Вскоре выписался Иоанн Манящий. Он оставил мне свой адрес, и потом я часто бывал у него. Но это уже другая часть моей жизни, и о ней я расскажу когда-нибудь потом. А пока что я выздоравливал, и мне уже разрешили ходить по палате. Палата теперь опустела — вернее, я стал ее единственным обитателем. Очень уж хорошая и ясная погода установилась после того штормового дня, и никто в городе не хотел болеть.

Однажды ранним вечером я сидел у открытого окна и смотрел в больничный сад. Оттуда тянуло запахом осенней листвы, и мне казалось, что здесь, в палате, этот запах смешивается с запахом тех духов, которыми надушилась Лиза, когда приходила навестить меня. Хоть я и знал, что это мне только кажется, но я не противился этому, мне нравилось так думать. Мне было грустно — не тоскливо, а именно грустно, как бывает перед отъездом или отплытием куда-то далеко-далеко.
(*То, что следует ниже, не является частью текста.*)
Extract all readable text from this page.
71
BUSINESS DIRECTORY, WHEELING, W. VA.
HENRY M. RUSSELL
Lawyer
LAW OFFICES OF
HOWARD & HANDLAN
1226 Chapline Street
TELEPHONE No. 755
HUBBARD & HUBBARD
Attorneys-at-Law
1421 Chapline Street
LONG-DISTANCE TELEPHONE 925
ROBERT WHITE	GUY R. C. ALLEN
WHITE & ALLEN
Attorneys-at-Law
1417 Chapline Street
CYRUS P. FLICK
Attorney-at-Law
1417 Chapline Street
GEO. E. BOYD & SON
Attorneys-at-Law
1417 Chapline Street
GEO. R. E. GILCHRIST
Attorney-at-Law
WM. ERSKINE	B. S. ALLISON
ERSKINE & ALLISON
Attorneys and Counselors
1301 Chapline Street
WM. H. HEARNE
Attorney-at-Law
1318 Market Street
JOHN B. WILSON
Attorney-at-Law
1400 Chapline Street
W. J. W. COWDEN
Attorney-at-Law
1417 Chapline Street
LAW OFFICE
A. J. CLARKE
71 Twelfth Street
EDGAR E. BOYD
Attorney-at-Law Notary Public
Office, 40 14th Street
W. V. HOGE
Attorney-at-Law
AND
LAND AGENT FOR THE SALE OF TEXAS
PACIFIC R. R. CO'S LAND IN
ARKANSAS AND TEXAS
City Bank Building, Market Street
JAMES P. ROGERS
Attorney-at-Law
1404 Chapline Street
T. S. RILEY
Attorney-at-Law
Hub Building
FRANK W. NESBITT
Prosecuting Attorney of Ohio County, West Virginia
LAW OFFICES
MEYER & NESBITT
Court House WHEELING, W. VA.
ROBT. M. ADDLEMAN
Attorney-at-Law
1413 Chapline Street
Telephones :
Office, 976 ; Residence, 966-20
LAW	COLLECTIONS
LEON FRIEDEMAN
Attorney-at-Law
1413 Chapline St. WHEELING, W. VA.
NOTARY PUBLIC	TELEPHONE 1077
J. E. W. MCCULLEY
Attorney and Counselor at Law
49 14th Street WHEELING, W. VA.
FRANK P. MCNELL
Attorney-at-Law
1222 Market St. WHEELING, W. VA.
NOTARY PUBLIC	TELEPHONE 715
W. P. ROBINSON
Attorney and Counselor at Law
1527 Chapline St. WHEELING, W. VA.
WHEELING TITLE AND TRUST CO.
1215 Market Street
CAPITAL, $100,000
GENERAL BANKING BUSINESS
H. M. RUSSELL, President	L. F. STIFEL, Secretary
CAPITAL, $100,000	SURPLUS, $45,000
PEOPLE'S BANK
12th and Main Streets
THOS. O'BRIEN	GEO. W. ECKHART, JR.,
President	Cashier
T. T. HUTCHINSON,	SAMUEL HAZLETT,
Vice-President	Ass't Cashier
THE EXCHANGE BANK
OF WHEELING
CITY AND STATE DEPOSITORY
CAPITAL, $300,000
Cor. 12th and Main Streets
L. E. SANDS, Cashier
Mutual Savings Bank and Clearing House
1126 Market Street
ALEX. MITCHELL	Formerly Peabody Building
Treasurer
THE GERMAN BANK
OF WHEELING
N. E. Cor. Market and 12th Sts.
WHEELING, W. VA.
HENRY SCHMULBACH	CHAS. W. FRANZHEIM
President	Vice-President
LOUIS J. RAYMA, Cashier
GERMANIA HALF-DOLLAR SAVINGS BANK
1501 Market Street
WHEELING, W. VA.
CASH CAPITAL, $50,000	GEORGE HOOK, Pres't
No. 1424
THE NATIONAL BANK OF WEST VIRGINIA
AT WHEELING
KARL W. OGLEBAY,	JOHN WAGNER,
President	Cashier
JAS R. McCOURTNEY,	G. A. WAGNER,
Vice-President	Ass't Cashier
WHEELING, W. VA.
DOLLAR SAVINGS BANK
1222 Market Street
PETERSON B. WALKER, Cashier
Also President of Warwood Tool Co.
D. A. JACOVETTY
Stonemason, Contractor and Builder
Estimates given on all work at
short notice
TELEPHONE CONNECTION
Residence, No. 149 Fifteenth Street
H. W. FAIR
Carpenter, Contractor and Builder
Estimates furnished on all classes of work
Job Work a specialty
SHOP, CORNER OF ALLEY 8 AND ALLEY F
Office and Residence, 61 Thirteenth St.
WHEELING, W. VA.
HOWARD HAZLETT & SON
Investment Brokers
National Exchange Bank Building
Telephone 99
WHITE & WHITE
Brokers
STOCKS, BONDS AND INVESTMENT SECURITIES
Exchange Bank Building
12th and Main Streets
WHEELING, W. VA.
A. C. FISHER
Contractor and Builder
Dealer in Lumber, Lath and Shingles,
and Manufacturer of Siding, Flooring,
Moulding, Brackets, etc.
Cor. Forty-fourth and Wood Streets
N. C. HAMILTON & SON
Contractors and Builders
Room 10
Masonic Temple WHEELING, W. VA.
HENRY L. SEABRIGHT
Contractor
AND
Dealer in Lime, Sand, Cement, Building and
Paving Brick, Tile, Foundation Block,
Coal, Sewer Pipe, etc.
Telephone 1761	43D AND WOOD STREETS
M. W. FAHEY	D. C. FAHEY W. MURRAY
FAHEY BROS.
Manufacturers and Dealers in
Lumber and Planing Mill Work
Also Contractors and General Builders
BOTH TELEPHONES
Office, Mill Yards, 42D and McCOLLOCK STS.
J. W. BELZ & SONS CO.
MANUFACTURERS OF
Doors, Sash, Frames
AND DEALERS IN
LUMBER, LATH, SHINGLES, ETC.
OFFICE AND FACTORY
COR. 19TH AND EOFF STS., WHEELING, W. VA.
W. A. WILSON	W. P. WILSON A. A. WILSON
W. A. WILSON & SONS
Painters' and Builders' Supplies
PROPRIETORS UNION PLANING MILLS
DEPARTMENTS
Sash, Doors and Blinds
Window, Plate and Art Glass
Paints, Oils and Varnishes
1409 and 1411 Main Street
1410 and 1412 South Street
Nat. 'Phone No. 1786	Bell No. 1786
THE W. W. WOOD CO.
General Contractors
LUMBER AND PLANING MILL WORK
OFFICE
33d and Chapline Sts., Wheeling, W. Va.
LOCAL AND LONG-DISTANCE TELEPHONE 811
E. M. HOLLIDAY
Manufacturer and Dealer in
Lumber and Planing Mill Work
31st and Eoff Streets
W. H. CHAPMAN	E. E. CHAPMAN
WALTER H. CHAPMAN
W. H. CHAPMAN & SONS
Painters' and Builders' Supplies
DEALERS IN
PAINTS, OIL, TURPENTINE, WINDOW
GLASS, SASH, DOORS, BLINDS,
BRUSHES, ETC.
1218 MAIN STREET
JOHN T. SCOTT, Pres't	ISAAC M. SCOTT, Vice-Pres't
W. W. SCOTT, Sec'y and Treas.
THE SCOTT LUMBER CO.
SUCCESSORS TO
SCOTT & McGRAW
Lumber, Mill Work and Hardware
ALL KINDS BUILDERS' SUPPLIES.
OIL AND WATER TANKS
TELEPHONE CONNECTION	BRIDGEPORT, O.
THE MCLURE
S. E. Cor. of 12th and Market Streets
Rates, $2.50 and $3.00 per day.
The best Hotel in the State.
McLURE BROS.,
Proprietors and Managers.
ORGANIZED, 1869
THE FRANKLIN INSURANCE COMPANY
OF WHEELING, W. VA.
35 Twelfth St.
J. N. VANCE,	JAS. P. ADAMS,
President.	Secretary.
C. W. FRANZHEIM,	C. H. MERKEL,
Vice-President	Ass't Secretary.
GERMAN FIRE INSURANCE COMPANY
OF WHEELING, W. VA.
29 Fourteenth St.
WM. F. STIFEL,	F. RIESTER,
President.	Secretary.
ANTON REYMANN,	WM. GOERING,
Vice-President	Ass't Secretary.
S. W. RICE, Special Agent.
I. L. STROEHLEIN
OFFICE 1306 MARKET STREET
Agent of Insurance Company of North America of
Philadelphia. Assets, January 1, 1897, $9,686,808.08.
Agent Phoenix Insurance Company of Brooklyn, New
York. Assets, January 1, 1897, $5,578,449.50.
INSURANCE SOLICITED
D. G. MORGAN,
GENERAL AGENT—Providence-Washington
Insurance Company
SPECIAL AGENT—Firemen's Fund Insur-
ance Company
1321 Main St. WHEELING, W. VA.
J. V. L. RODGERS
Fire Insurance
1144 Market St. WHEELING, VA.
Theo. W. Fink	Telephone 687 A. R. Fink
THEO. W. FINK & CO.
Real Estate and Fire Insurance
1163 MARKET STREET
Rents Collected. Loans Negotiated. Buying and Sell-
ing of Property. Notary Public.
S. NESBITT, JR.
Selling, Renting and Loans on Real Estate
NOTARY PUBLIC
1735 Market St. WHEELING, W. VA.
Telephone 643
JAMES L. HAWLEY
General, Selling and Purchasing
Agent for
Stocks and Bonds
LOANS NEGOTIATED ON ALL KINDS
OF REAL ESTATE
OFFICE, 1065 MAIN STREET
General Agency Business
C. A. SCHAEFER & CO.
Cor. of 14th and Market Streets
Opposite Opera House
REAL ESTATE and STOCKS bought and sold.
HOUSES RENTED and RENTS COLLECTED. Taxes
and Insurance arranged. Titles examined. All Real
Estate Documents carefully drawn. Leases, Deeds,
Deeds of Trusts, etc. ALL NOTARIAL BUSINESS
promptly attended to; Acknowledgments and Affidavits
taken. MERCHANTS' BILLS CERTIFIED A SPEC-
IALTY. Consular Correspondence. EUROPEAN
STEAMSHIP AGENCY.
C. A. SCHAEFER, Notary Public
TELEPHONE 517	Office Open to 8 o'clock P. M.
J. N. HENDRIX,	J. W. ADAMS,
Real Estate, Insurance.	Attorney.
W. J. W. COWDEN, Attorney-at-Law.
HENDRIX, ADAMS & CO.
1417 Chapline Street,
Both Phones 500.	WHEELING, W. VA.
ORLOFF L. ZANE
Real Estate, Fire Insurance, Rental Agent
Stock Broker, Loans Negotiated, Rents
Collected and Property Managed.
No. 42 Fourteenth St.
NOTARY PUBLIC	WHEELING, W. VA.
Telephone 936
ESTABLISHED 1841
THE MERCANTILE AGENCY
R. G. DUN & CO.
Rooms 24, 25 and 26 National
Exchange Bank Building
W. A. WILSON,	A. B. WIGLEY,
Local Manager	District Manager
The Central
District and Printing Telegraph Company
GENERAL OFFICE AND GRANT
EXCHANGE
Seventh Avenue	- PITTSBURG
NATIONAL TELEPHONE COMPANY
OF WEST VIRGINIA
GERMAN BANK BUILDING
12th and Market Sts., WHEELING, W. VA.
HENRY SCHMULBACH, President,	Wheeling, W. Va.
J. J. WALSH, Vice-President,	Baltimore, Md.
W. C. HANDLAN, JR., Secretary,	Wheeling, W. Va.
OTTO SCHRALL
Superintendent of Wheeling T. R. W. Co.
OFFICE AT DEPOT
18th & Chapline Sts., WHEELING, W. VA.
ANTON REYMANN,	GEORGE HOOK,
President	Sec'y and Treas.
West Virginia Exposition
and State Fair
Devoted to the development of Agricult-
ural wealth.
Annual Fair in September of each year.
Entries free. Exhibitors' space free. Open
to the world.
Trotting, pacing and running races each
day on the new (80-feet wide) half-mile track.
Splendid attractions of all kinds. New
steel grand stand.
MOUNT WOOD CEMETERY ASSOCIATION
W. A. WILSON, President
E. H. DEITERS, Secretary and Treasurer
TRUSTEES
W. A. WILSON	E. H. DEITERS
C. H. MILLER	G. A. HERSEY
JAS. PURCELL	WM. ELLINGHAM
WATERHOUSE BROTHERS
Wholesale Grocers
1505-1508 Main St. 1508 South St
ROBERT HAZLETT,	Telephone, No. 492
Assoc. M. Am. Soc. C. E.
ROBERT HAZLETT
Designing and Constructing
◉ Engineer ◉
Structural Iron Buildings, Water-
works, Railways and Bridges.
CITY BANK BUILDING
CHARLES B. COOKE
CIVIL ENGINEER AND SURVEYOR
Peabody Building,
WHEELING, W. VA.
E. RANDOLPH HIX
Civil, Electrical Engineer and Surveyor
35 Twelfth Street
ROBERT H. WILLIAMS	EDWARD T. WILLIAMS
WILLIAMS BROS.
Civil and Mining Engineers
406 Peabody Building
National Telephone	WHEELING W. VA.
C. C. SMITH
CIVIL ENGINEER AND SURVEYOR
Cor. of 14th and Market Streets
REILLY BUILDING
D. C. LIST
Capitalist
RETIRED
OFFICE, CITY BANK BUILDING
Мне очень захотелось написать об этом: о том, что мне грустно, что падают листья, и о том, что я все-таки счастлив и мне легко дышится этим осенним вечером, а впереди еще много хорошего, много неизвестного.

Где-то там, за стенами, начиналось море, а кругом был город, тоже большой как море. Этот город был моим другом номер один.

Это был гигантский друг. Казалось, что он всегда будет защищать меня, сам не нуждаясь в защите. Так мне тогда казалось. Я ведь не знал, что ждет нас впереди, не знал, что будет война и блокада и что мне придется защищать своего друга номер один. Но об этом — в другой раз. А сейчас я сидел у открытого окна, и мне так легко дышалось, и было грустно и радостно, как перед отплытием.

Я сбегал в дежурку, выпросил у сестрички какие-то бланки и стал писать на их обратной стороне. То, о чем я писал, казалось бы, не имело отношения к тому, что вот я сижу у открытого окна, что в окно тянет запахом осенних листьев, что мне грустно, но не тоскливо, — и в то же время стихотворение имело какое-то тайное отношение ко всему этому. Я писал о том, что стоит в гавани большой корабль «Бурун», который должен погибнуть в море, — но никто не знает об этом. Все готово к отплытию, вся команда в сборе, нет только одного матроса. «Где он, этот парень?» — спрашивает капитан боцмана. «У него, верно, опять какая-нибудь неудача, — отвечает боцман. — Это же наш Неудачник». — «Черт с ним, — говорит капитан, — подождем еще десять минут». В последнее мгновение, когда уже убирают сходни, на борт прыгает Неудачник. «Опять мне не повезло на берегу, — говорит Неудачник. — Я там споткнулся о пробку». И вот корабль уходит в море, и потому, что он опоздал на десять минут из-за Неудачника, он минует плавучую мину, на которой обязательно подорвался бы, выйди он вовремя. Но никто не знает об этом. Никто об этом не знает, кроме меня.